As avós e os livros

Março 2018 / Mala da Alice

 

Há já alguns anos, estive na Argentina, convidada para um encontro de literatura com a participação de vários escritores, organizado por Mempo Giardinelli.

Numa pequena cidade, chamada Resistência, capital da província do Chaco.

Mempo Giardinelli é escritor premiadíssimo em todo o globo, com livros traduzidos em todo o mundo – mas decidiu fazer ali, naquela cidade minúscula e longe de tudo, a sua vida. Ali, na cidade onde nasceu.

Quem conhece a Argentina sabe que a região do Chaco tem enormes problemas e carências e que por lá a vida não é fácil. Buenos Aires fica muito longe, e o tango nem sempre é a música que ali se ouve.

Mas Mempo Giardinelli decidiu fazer ali uma fundação, que tem o seu nome, e que torna tudo diferente. Uma fundação que, no meio de todas as dificuldades, se interessa pela cultura, pela divulgação do livro, sobretudo entre as camadas mais jovens.
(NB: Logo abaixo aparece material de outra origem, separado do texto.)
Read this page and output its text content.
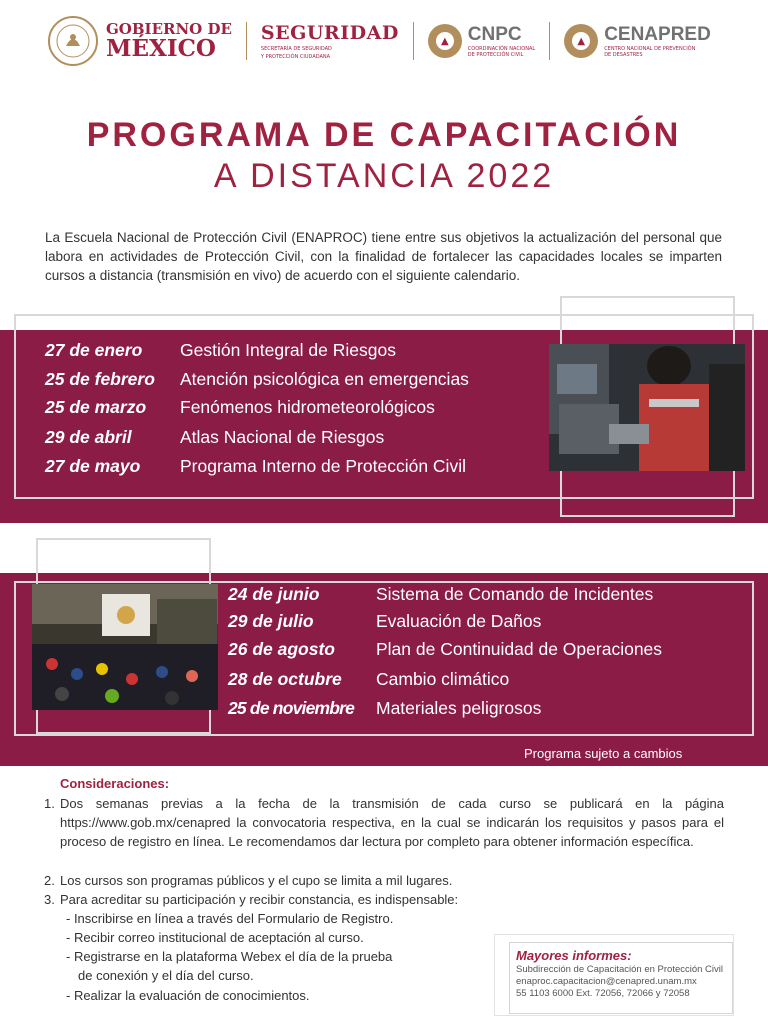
GOBIERNO DE
MÉXICO
SEGURIDAD
SECRETARÍA DE SEGURIDAD
Y PROTECCIÓN CIUDADANA
▲ CNPC
COORDINACIÓN NACIONAL
DE PROTECCIÓN CIVIL
▲ CENAPRED
CENTRO NACIONAL DE PREVENCIÓN
DE DESASTRES
PROGRAMA DE CAPACITACIÓN
A DISTANCIA 2022
La Escuela Nacional de Protección Civil (ENAPROC) tiene entre sus objetivos la actualización del personal que labora en actividades de Protección Civil, con la finalidad de fortalecer las capacidades locales se imparten cursos a distancia (transmisión en vivo) de acuerdo con el siguiente calendario.
27 de enero Gestión Integral de Riesgos
25 de febrero Atención psicológica en emergencias
25 de marzo Fenómenos hidrometeorológicos
29 de abril	Atlas Nacional de Riesgos
27 de mayo Programa Interno de Protección Civil
24 de junio	Sistema de Comando de Incidentes
29 de julio	Evaluación de Daños
26 de agosto Plan de Continuidad de Operaciones
28 de octubre Cambio climático
25 de noviembre Materiales peligrosos
Programa sujeto a cambios
Consideraciones:
1. Dos semanas previas a la fecha de la transmisión de cada curso se publicará en la página https://www.gob.mx/cenapred la convocatoria respectiva, en la cual se indicarán los requisitos y pasos para el proceso de registro en línea. Le recomendamos dar lectura por completo para obtener información específica.
2. Los cursos son programas públicos y el cupo se limita a mil lugares.
3. Para acreditar su participación y recibir constancia, es indispensable:
- Inscribirse en línea a través del Formulario de Registro.
- Recibir correo institucional de aceptación al curso.
- Registrarse en la plataforma Webex el día de la prueba
de conexión y el día del curso.
- Realizar la evaluación de conocimientos.
Mayores informes:
Subdirección de Capacitación en Protección Civil
enaproc.capacitacion@cenapred.unam.mx
55 1103 6000 Ext. 72056, 72066 y 72058
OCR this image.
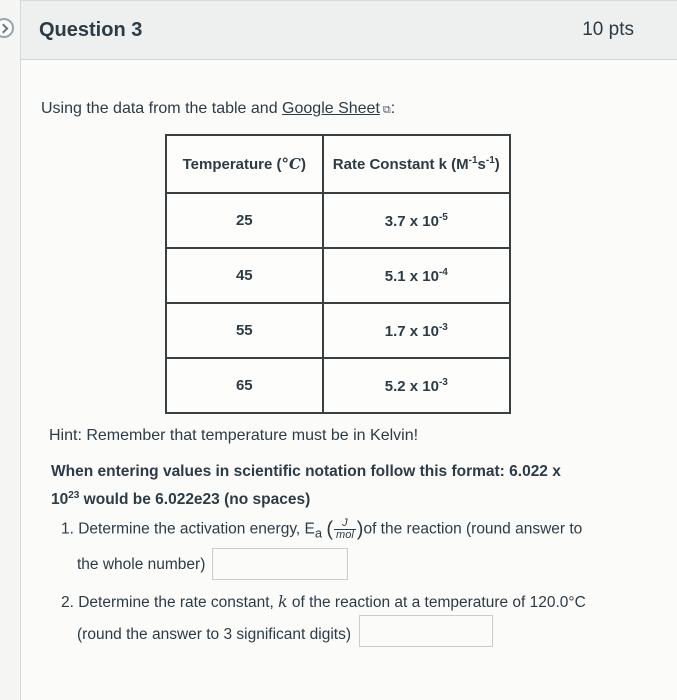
Question 3	10 pts
Using the data from the table and Google Sheet ⧉:
Temperature (°C)	Rate Constant k $(M^{-1}s^{-1})$
25	3.7 x $10^{-5}$
45	5.1 x $10^{-4}$
55	1.7 x $10^{-3}$
65	5.2 x $10^{-3}$
Hint: Remember that temperature must be in Kelvin!
When entering values in scientific notation follow this format: 6.022 x
$10^{23}$ would be 6.022e23 (no spaces)
1. Determine the activation energy, $E_a$ ( $\frac{J}{\text{mol}} )of$ the reaction (round answer to
the whole number)
2. Determine the rate constant, k of the reaction at a temperature of 120.0°C
(round the answer to 3 significant digits)
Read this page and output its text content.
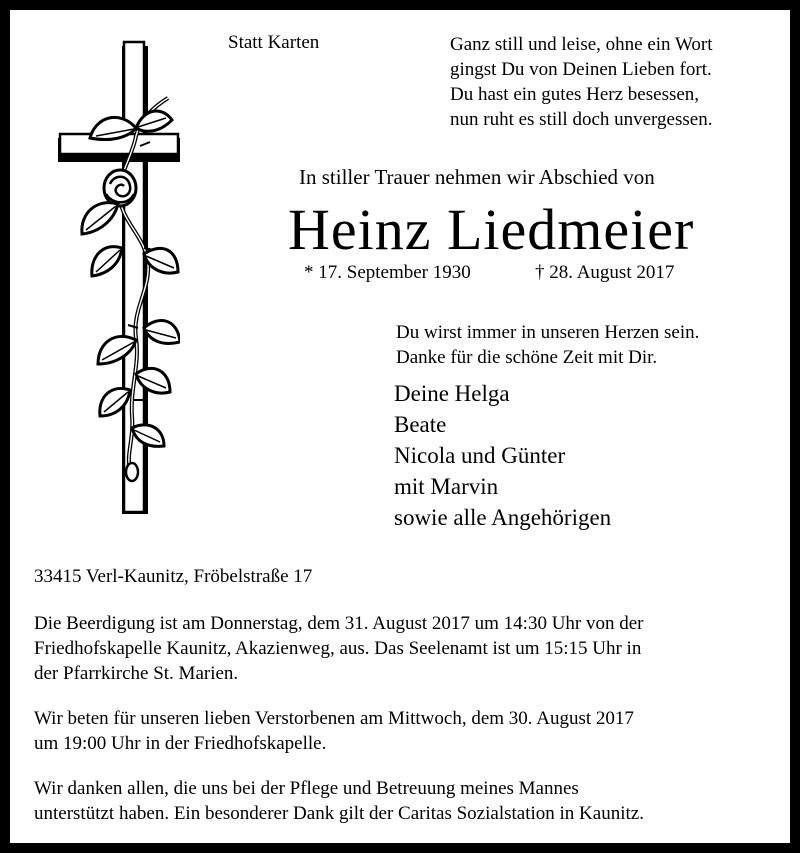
Statt Karten	Ganz still und leise, ohne ein Wort
gingst Du von Deinen Lieben fort.
Du hast ein gutes Herz besessen,
nun ruht es still doch unvergessen.
In stiller Trauer nehmen wir Abschied von
Heinz Liedmeier
* 17. September 1930	† 28. August 2017
Du wirst immer in unseren Herzen sein.
Danke für die schöne Zeit mit Dir.
Deine Helga
Beate
Nicola und Günter
mit Marvin
sowie alle Angehörigen
33415 Verl-Kaunitz, Fröbelstraße 17
Die Beerdigung ist am Donnerstag, dem 31. August 2017 um 14:30 Uhr von der
Friedhofskapelle Kaunitz, Akazienweg, aus. Das Seelenamt ist um 15:15 Uhr in
der Pfarrkirche St. Marien.
Wir beten für unseren lieben Verstorbenen am Mittwoch, dem 30. August 2017
um 19:00 Uhr in der Friedhofskapelle.
Wir danken allen, die uns bei der Pflege und Betreuung meines Mannes
unterstützt haben. Ein besonderer Dank gilt der Caritas Sozialstation in Kaunitz.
Por isso todos os anos promove encontros com autores que vêm de todo o mundo, que ali fazem as suas conferências para os adultos, os seus ateliês e debates, mas também têm tempo para os mais novos, que acorrem em massa.

Porque, como disse Mempo no último desses encontros, «só a leitura pode salvar este país; ler e dar a ler é o único caminho para recuperar a capacidade do pensamento e a sensibilidade de um povo».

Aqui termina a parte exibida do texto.